Test of Audio Transcription via Dragon Naturally Speaking by Diane Chapman
(SPHS)
Background
The need for looking at ways of providing accessibility to those people with
disabilities who take our online courses has arisen. Much of the content in
our online courses consists of PowerPoint presentations synched with streaming
audio (aka tutorials). As a result, we needed to test the ability of a voice
recognition program to transcribe previously recorded audio. Following are the
results of one such test.
Procedure
I had recorded a short (18 slide) PowerPoint presentation earlier this semester
and had it made into a tutorial. To perform this test I needed a copy of the
audio of this presentation. Since the audio is cut up during the editing process
to synch the slides, the only audio of the full presentation I found was a Real
media version of the unedited recording. This is the recording that was used
to perform this test.
I also used Dragon naturally speaking as the voice recognition program The specs
are Naturally Speaking Preferred, version 5.
Preparation of the Audio
Dragon Naturally Speaking (DNS) has a function for transcribing audio, but
the audio must be either a DNS or .wav file. Since the only file I had was
in real media (RM), I had play the (RM) file and rerecord it as a .wav file.
The result was a .wav file (24,497 kb).
Training the Voice Recognition Program
In order to transcribe an audio file, DNS must be trained to recognize the
particulars of a person's voice. DNS provides a series of specific readings
that must be read into the program via a microphone. The more reading that
are done, the better DNS will be at distinguishing words correctly.

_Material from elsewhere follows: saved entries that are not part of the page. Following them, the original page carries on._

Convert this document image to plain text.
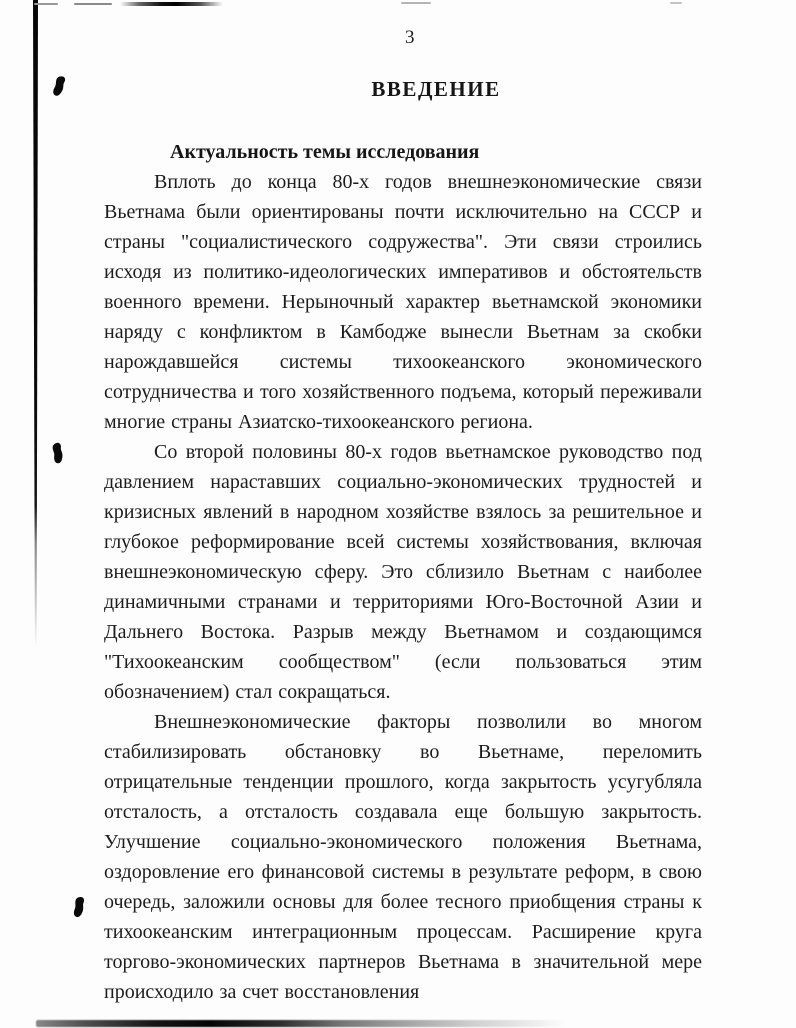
3
ВВЕДЕНИЕ
Актуальность темы исследования

Вплоть до конца 80-х годов внешнеэкономические связи Вьетнама были ориентированы почти исключительно на СССР и страны "социалистического содружества". Эти связи строились исходя из политико-идеологических императивов и обстоятельств военного времени. Нерыночный характер вьетнамской экономики наряду с конфликтом в Камбодже вынесли Вьетнам за скобки нарождавшейся системы тихоокеанского экономического сотрудничества и того хозяйственного подъема, который переживали многие страны Азиатско-тихоокеанского региона.

Со второй половины 80-х годов вьетнамское руководство под давлением нараставших социально-экономических трудностей и кризисных явлений в народном хозяйстве взялось за решительное и глубокое реформирование всей системы хозяйствования, включая внешнеэкономическую сферу. Это сблизило Вьетнам с наиболее динамичными странами и территориями Юго-Восточной Азии и Дальнего Востока. Разрыв между Вьетнамом и создающимся "Тихоокеанским сообществом" (если пользоваться этим обозначением) стал сокращаться.

Внешнеэкономические факторы позволили во многом стабилизировать обстановку во Вьетнаме, переломить отрицательные тенденции прошлого, когда закрытость усугубляла отсталость, а отсталость создавала еще большую закрытость. Улучшение социально-экономического положения Вьетнама, оздоровление его финансовой системы в результате реформ, в свою очередь, заложили основы для более тесного приобщения страны к тихоокеанским интеграционным процессам. Расширение круга торгово-экономических партнеров Вьетнама в значительной мере происходило за счет восстановления
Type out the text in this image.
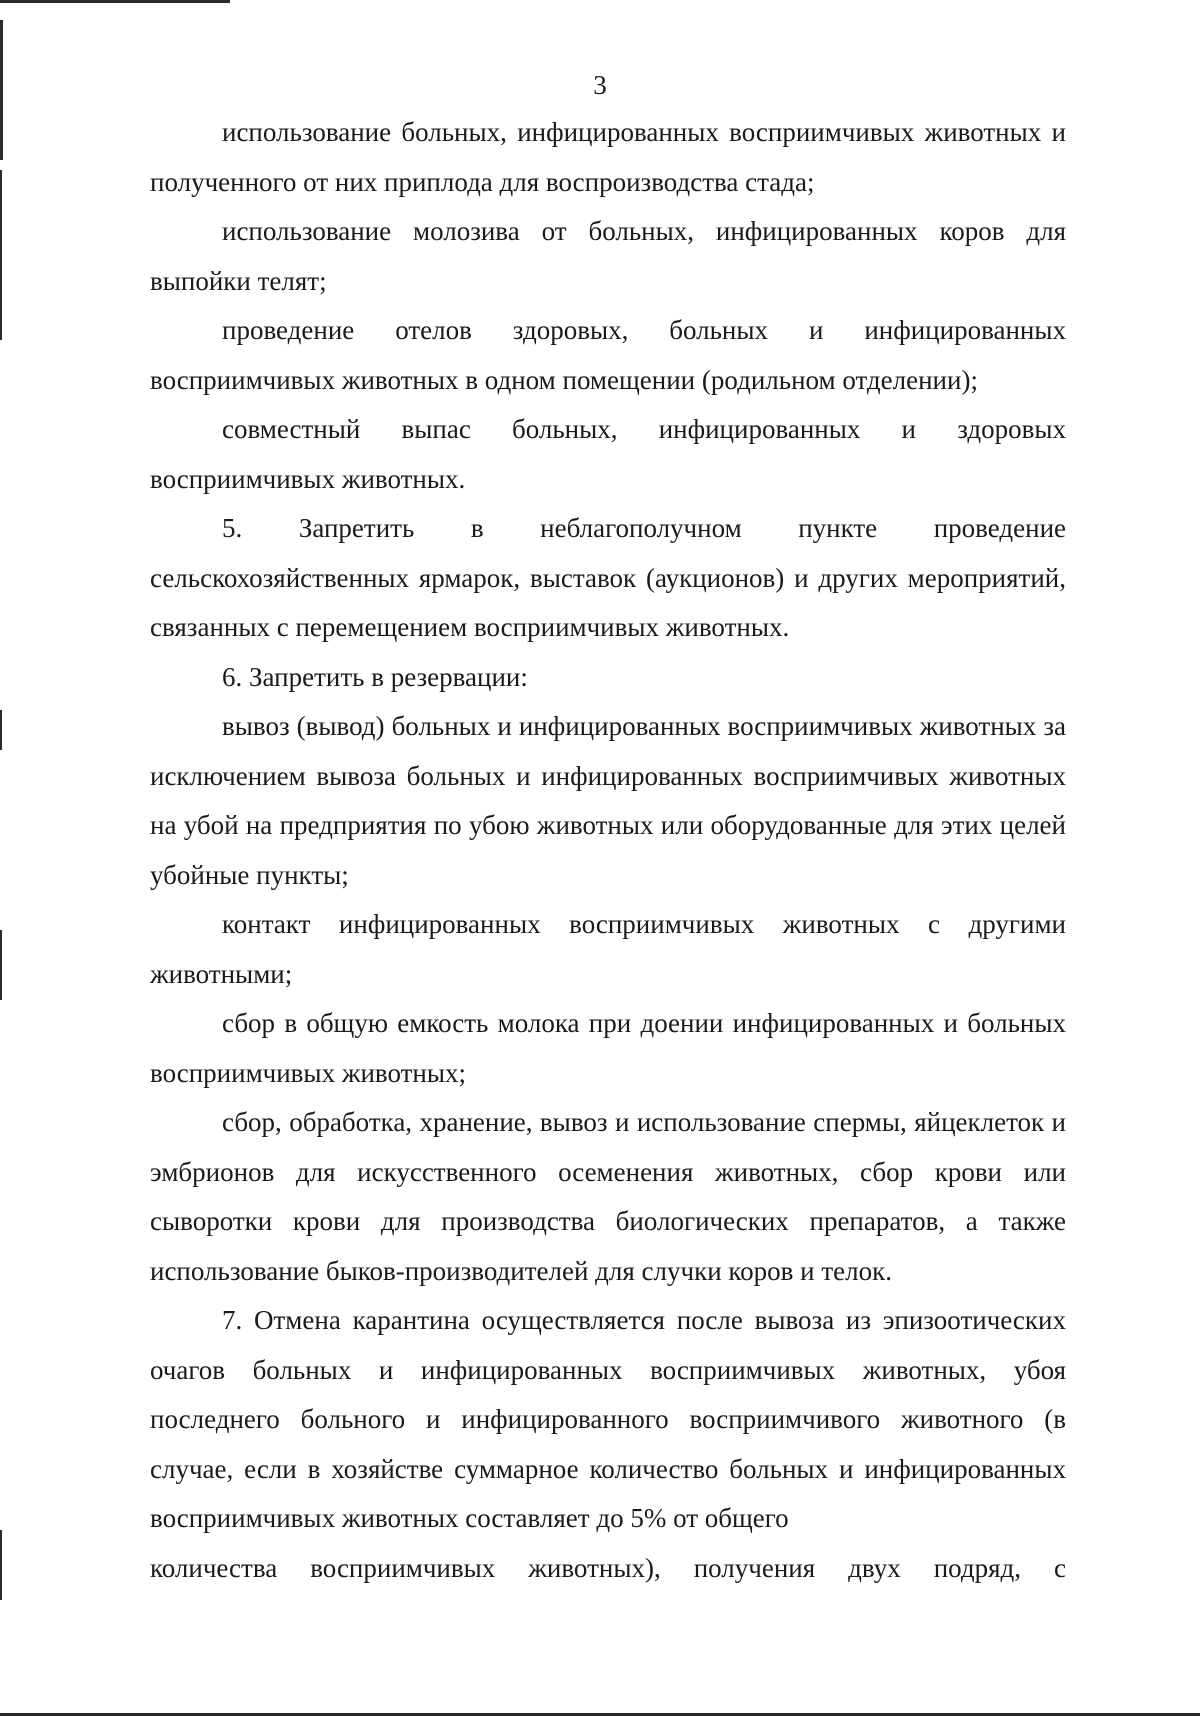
3

использование больных, инфицированных восприимчивых животных и полученного от них приплода для воспроизводства стада;

использование молозива от больных, инфицированных коров для выпойки телят;

проведение отелов здоровых, больных и инфицированных восприимчивых животных в одном помещении (родильном отделении);

совместный выпас больных, инфицированных и здоровых восприимчивых животных.

5. Запретить в неблагополучном пункте проведение сельскохозяйственных ярмарок, выставок (аукционов) и других мероприятий, связанных с перемещением восприимчивых животных.

6. Запретить в резервации:

вывоз (вывод) больных и инфицированных восприимчивых животных за исключением вывоза больных и инфицированных восприимчивых животных на убой на предприятия по убою животных или оборудованные для этих целей убойные пункты;

контакт инфицированных восприимчивых животных с другими животными;

сбор в общую емкость молока при доении инфицированных и больных восприимчивых животных;

сбор, обработка, хранение, вывоз и использование спермы, яйцеклеток и эмбрионов для искусственного осеменения животных, сбор крови или сыворотки крови для производства биологических препаратов, а также использование быков-производителей для случки коров и телок.

7. Отмена карантина осуществляется после вывоза из эпизоотических очагов больных и инфицированных восприимчивых животных, убоя последнего больного и инфицированного восприимчивого животного (в случае, если в хозяйстве суммарное количество больных и инфицированных восприимчивых животных составляет до 5% от общего

количества восприимчивых животных), получения двух подряд, с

The process for this test was to train DNS four time and to assess the
correctness of the transcription after each time. Each training is supposed
to improve the accuracy of DNS. Training DNS for my voice took time. The
time for each training was as follows (also noted are the specific texts
that were read at each training):
Training 1: 10 minutes (Talking to Your Computer)

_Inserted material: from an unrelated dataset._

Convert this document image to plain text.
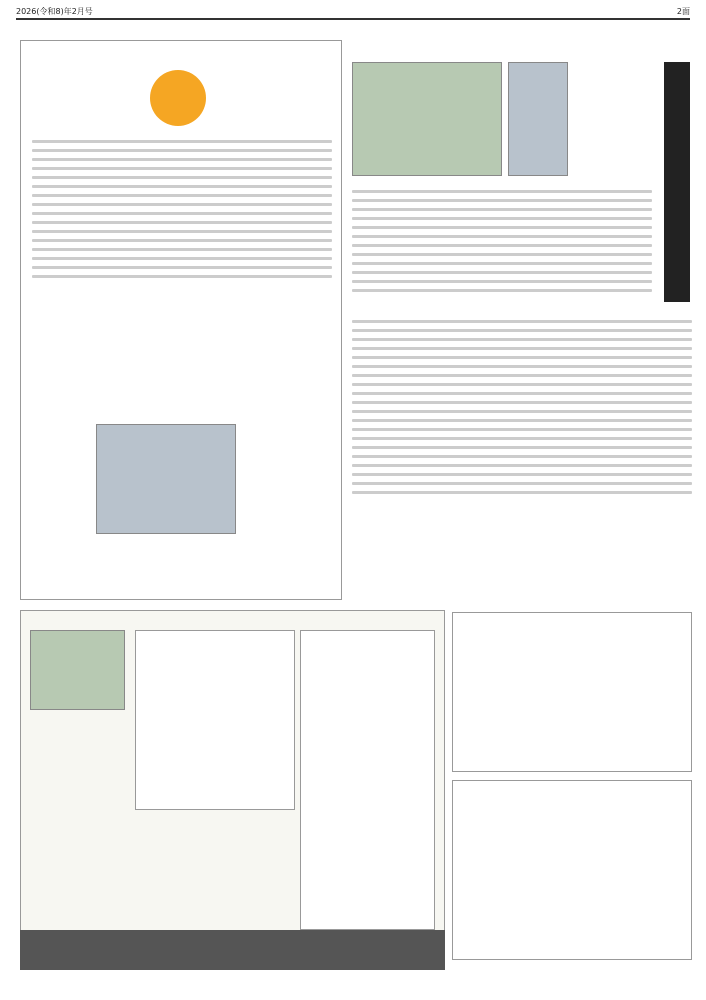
2026(令和8)年2月号	2面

Training 2: 15 minutes (Alice's Adventures in Wonderland)
Training 3: 5 minutes (Talking to Your Computer)
Training 4: 7 minutes (What's Plain English)
Transcription of the Audio
Because the audio recording was unedited, there are several places where
slides were redone and extra audio was captured. All of the test results
have been edited (using correction tracking in MS Word) so that you can
see exactly where the problems are.
I set myself up as a user and trained my voice for the first time (taking
about 10 minutes). The results of this test are saved in DDC_test1_edited.doc.
I trained my voice for the second time (taking about 15 minutes). The results
of this test are saved in DDC_test2.doc.
I trained my voice for the third time (taking about 5 minutes). The results of this test are saved in DDC_test3.doc.
I trained my voice for the fourth time (taking about 7minutes). The results of this test are saved in DDC_test4.doc.
Test Results
The edited transcripts from all four tests were reviewed and the number
of errors counted. The results are as follows:
Test 1: 75 errors (See DDC_test1_edited.doc)
Test 2: 87 errors (See DDC_test2_edited.doc)
Test 3: 75 errors (See DDC_test3_edited.doc)
Test 4: 92 errors (See DDC_test4_edited.doc)
Special Problems & Issues:
By performing this test, I have found out several pieces of information that
are important.
As a result of these limitations, I do not think that the transcription function
in Dragon Naturally Speaking will fit with our needs for audio transcripts.
It is a very labor-intensive process and requires skilled manpower already in
short supply. However, it may be useful for those giving presentations to use
it to prepare their own scripts prior to recording in the audio booth. They
could give their lecture at their desktop, edit it and give us a copy when they
give us their PowerPoint presentation.